The film is, in fact, a delicate tale, and stressing its political implications to heavily is like reading Emily Dickinson as if her poems were abolitionist tracts.

The film's central character actually lived in the ruins outside the desert city of Tabas for 40 years. (It was in the desert around Tabas that the aborted American rescue mission was staged.) Kimiavi shows the old man in his cave amid the ruins reciting his poems and teaching the alphabet to a group of taunting boys.

They begin throwing stones at him and he chases them away, but one small boy remains. The boy tells the old man about a pelican, a creature from another world, which has somehow found its way inland to Tabas. He invites the old man to come along to see the miraculous bird. At first the old man protests.

"I've lived in these ruins for 40 years," he says; "I can wait a little longer for the pelican to come to me."

But the boy finally convinces the old man to take the journey. The encounter of the old man and the pelican is a silent moment of poetry: As he splashes alongside the heaven-sent bird, the young boy clapping his hands in the background, the screen is suddenly filled with the image of dustry ruins collapsing -- a new world is about to be created

It's not difficult to see some parallels to the political mythology here, as the uncorrupted old man and the innocent youth join forces to create a messianic moment, but it is not something one wants to speak of too loudly. Obviously, politics was far from Kimiavi's mind when he created the film nine years ago.

When the lights came up after "P Like Pelican," most of the audience stayed on for the open discussion that had been promised. The first questions ranged from "Why aren't the Iranians Arabs?" to "Where is that pelican now?" But for the most part, the discussion was an earnest and impressive exercise in understanding.

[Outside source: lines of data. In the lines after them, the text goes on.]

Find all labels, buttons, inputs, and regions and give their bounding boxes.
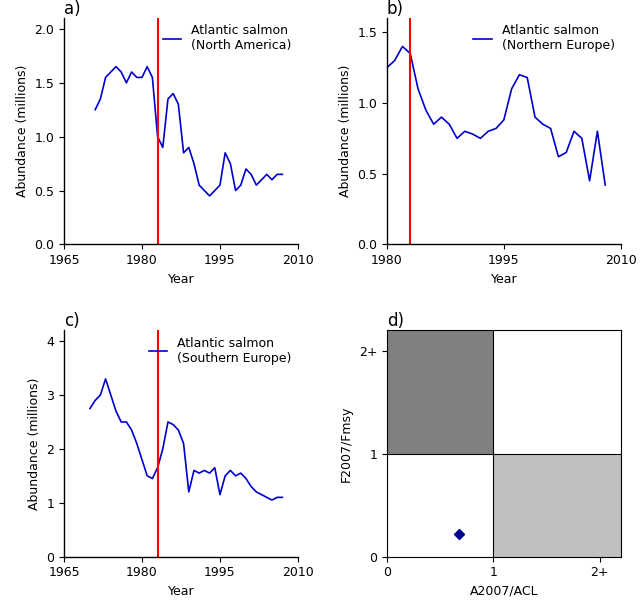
X-axis label: Year: Year <box>168 585 195 598</box>
Text: c): c) <box>64 312 79 330</box>
Legend: Atlantic salmon
(Southern Europe): Atlantic salmon (Southern Europe) <box>148 336 292 365</box>
Text: a): a) <box>64 0 81 18</box>
X-axis label: Year: Year <box>490 273 517 286</box>
Y-axis label: Abundance (millions): Abundance (millions) <box>16 65 29 197</box>
Bar <box>387 330 493 454</box>
Y-axis label: Abundance (millions): Abundance (millions) <box>339 65 351 197</box>
Bar <box>493 454 621 557</box>
Bar <box>387 454 493 557</box>
Y-axis label: Abundance (millions): Abundance (millions) <box>28 378 41 509</box>
Text: b): b) <box>387 0 404 18</box>
X-axis label: Year: Year <box>168 273 195 286</box>
Text: d): d) <box>387 312 404 330</box>
Bar <box>493 330 621 454</box>
X-axis label: A2007/ACL: A2007/ACL <box>470 585 538 598</box>
Y-axis label: F2007/Fmsy: F2007/Fmsy <box>340 405 353 482</box>
Legend: Atlantic salmon
(North America): Atlantic salmon (North America) <box>163 24 292 53</box>
Legend: Atlantic salmon
(Northern Europe): Atlantic salmon (Northern Europe) <box>473 24 614 53</box>
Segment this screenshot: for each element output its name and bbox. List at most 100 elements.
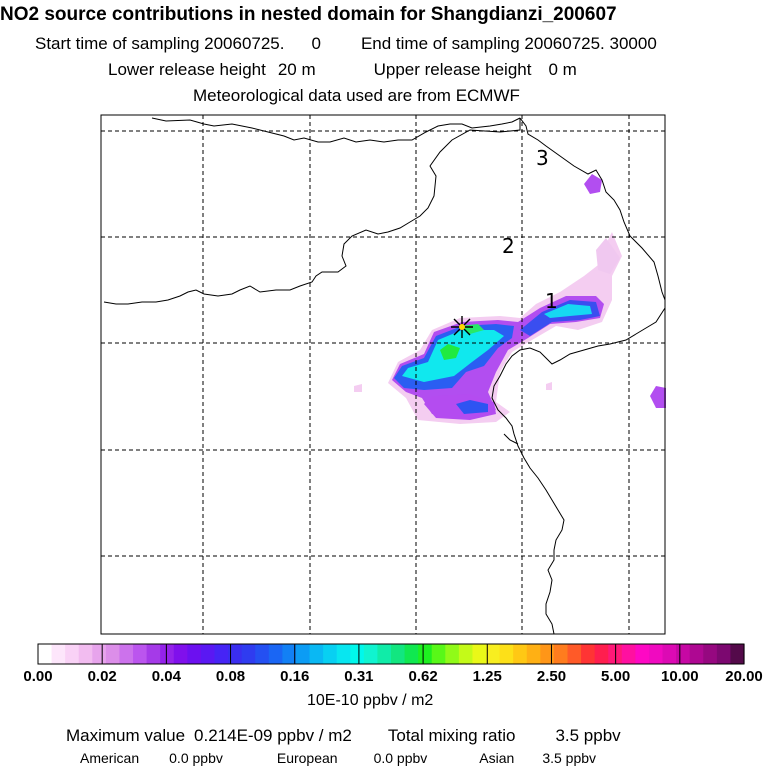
colorbar-cell — [648, 644, 664, 664]
colorbar-cell — [594, 644, 609, 664]
colorbar-cell — [662, 644, 677, 664]
upper-release-value: 0 m — [548, 60, 577, 79]
colorbar-tick-label: 0.62 — [408, 668, 438, 685]
coast-line-peninsula — [519, 117, 666, 301]
colorbar-cells — [38, 644, 745, 664]
plume-cyan-east — [544, 304, 592, 318]
colorbar-tick-label: 1.25 — [472, 668, 502, 685]
lower-release-value: 20 m — [277, 60, 316, 79]
colorbar-tick-label: 0.08 — [215, 668, 246, 685]
colorbar-tick-label: 5.00 — [601, 668, 631, 685]
colorbar-tick-label: 0.04 — [151, 668, 181, 685]
lower-release-label: Lower release height — [108, 60, 266, 79]
region-asian-name: Asian — [479, 750, 515, 766]
map-frame — [100, 114, 666, 635]
colorbar-cell — [472, 644, 487, 664]
colorbar-cell — [486, 644, 501, 664]
colorbar-cell — [92, 644, 107, 664]
colorbar-cell — [458, 644, 474, 664]
colorbar-frame — [37, 643, 745, 665]
colorbar-cell — [282, 644, 297, 664]
colorbar-tick-label: 10.00 — [661, 668, 699, 685]
region-american-name: American — [80, 750, 140, 766]
concentration-plume — [354, 174, 666, 424]
colorbar-cell — [323, 644, 338, 664]
colorbar-cell — [689, 644, 704, 664]
colorbar-cell — [445, 644, 460, 664]
colorbar-cell — [228, 644, 243, 664]
contour-label-1: 1 — [545, 289, 558, 313]
plot-title: NO2 source contributions in nested domai… — [0, 4, 617, 25]
colorbar-tick-label: 0.31 — [344, 668, 374, 685]
lat-lon-grid — [101, 115, 665, 634]
colorbar-cell — [703, 644, 718, 664]
summary-line: Maximum value 0.214E-09 ppbv / m2 Total mi… — [66, 726, 621, 746]
total-mixing-value: 3.5 ppbv — [555, 726, 621, 745]
upper-release-label: Upper release height — [373, 60, 532, 79]
colorbar-cell — [160, 644, 175, 664]
colorbar-cell — [377, 644, 392, 664]
colorbar-cell — [363, 644, 379, 664]
colorbar-cell — [133, 644, 148, 664]
colorbar-cell — [78, 644, 93, 664]
plume-ne-blob — [584, 174, 602, 194]
plume-ne-halo — [596, 238, 620, 274]
max-value: 0.214E-09 ppbv / m2 — [194, 726, 352, 745]
contour-label-2: 2 — [502, 234, 515, 258]
region-european-name: European — [276, 750, 338, 766]
colorbar-cell — [730, 644, 745, 664]
start-time-value: 0 — [311, 34, 321, 53]
region-asian-value: 3.5 ppbv — [542, 750, 597, 766]
colorbar-cell — [200, 644, 216, 664]
colorbar-tick-label: 0.16 — [280, 668, 310, 685]
plume-south-core — [456, 400, 488, 414]
region-european-value: 0.0 ppbv — [373, 750, 428, 766]
colorbar-cell — [418, 644, 433, 664]
colorbar-cell — [567, 644, 582, 664]
colorbar-cell — [716, 644, 732, 664]
region-american-value: 0.0 ppbv — [169, 750, 223, 766]
colorbar-cell — [350, 644, 365, 664]
total-mixing-label: Total mixing ratio — [387, 726, 516, 745]
colorbar-cell — [621, 644, 636, 664]
colorbar-cell — [391, 644, 406, 664]
colorbar-cell — [51, 644, 66, 664]
colorbar-tick-label: 20.00 — [725, 668, 763, 685]
colorbar-cell — [404, 644, 419, 664]
colorbar-cell — [309, 644, 324, 664]
coast-line-north — [103, 118, 521, 305]
plume-speck-1 — [354, 384, 362, 392]
plume-speck-2 — [546, 382, 552, 390]
colorbar-cell — [295, 644, 311, 664]
border-line-north — [151, 117, 521, 143]
end-time-label: End time of sampling 20060725. 30000 — [360, 34, 657, 53]
plume-green-core — [440, 344, 460, 360]
colorbar-tick-label: 0.00 — [23, 668, 53, 685]
colorbar-cell — [173, 644, 188, 664]
colorbar-cell — [268, 644, 283, 664]
colorbar-cell — [255, 644, 270, 664]
coast-line-inlet — [503, 433, 519, 445]
colorbar-cell — [146, 644, 161, 664]
colorbar-units: 10E-10 ppbv / m2 — [307, 692, 434, 709]
release-heights: Lower release height 20 m Upper release he… — [108, 60, 577, 80]
contour-label-3: 3 — [536, 146, 549, 170]
colorbar-cell — [526, 644, 541, 664]
met-data-line: Meteorological data used are from ECMWF — [193, 86, 520, 105]
station-star-icon — [451, 316, 473, 338]
sampling-times: Start time of sampling 20060725. 0 End tim… — [35, 34, 657, 54]
colorbar-cell — [513, 644, 528, 664]
region-breakdown: American 0.0 ppbv European 0.0 ppbv Asian 3.5… — [80, 750, 596, 766]
colorbar-cell — [65, 644, 80, 664]
colorbar-cell — [540, 644, 555, 664]
colorbar-cell — [635, 644, 650, 664]
colorbar-tick-label: 0.02 — [87, 668, 117, 685]
colorbar-cell — [187, 644, 202, 664]
colorbar-cell — [553, 644, 569, 664]
colorbar-cell — [119, 644, 134, 664]
coast-line-gulf — [491, 307, 666, 635]
colorbar-cell — [38, 644, 53, 664]
colorbar-cell — [105, 644, 121, 664]
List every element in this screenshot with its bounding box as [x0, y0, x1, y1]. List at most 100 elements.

As the questions and answers continued, broadening into some rather sophisticated analyses of Iranian society, the man sitting next to me whispered, "Sure, I could tell you how understandable Hitler was within the context of his soceity, too," and there is little doubt that reservations like these were nagging at many people's minds

But still, the discussion in that shadowy room beneath the Hall of Asian Peoples seemed objective, with perspective and a humanistic focus. One wishes Ayatollah Knomeini could have heard this attitude. As one woman said at the end of the program: "I appreciate learning so much about the Iranians. Now I want to know when they are going to start trying to understand us."